6:  The ability to carry a backpack and unpack/repack the backpack independently.  This means managing zippers, straps or buttons.  Make sure your child’s backpack is user friendly.

7:  The ability to independently use the restroom.  Make sure you dress them in clothing that they can fasten and unfasten.  They also need to know that is OK to ask to go to the bathroom when they need to.  ‘

8:  They need to be able to put their shoes and jackets on/off without help.

9:  Your child should be able to approximate the writing of his/her name within a reasonable space.  Teach them to write their name with the appropriate upper and lower case letters, not all caps.   They should also be able to recognize their name in a group of names.

10:  Mastery of basic skills used in the classroom including:  sorting, matching similar items, shape identification, cutting, holding a pencil/crayon/marker, replacing caps on markers, using a glue stick and liquid glue, tearing paper, wiping a table and lacing.

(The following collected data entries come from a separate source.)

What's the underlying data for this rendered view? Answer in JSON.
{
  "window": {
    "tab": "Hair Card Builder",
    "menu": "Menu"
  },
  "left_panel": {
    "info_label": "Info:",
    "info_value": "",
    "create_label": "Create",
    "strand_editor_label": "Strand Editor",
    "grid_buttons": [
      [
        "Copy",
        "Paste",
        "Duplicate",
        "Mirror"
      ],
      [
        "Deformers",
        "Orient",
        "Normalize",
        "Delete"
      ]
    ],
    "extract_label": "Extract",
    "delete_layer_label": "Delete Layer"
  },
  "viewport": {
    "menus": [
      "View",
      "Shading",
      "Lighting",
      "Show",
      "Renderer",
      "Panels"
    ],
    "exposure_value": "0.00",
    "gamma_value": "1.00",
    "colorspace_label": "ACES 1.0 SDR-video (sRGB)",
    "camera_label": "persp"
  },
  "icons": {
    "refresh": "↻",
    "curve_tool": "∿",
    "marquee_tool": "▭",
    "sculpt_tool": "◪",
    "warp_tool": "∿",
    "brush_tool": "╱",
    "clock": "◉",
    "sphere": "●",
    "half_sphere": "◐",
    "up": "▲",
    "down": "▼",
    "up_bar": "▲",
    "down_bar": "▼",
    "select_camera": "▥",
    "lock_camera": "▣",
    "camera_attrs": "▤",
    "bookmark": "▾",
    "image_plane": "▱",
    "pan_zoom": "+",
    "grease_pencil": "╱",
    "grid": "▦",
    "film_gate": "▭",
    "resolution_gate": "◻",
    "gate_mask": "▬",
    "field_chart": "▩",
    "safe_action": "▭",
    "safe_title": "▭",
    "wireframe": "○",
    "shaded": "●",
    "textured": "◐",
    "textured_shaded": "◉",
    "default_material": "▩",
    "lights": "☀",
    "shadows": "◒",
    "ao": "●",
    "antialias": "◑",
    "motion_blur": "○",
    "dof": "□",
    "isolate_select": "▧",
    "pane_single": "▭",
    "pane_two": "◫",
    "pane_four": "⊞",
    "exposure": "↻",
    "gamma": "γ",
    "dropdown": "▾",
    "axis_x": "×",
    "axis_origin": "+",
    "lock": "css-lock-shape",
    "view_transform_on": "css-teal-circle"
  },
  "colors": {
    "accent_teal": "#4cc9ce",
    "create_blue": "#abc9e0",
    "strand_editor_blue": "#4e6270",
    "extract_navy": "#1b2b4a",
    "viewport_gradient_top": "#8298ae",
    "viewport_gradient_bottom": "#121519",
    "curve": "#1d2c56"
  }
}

If your child is confident in accomplishing these skills, the new world of elementary school will be less confusing and stressful.  If they are not struggling with the little things, they can embrace the big things and develop a love for school and learning from the get-go.

And…..your child’s teacher will be so so grateful to have one less kid to individually help unzip, button, tie, open and redirect.  The teacher can focus on teaching, guiding and watching her class bloom and blossom.

One skill at a time…..One word at a time.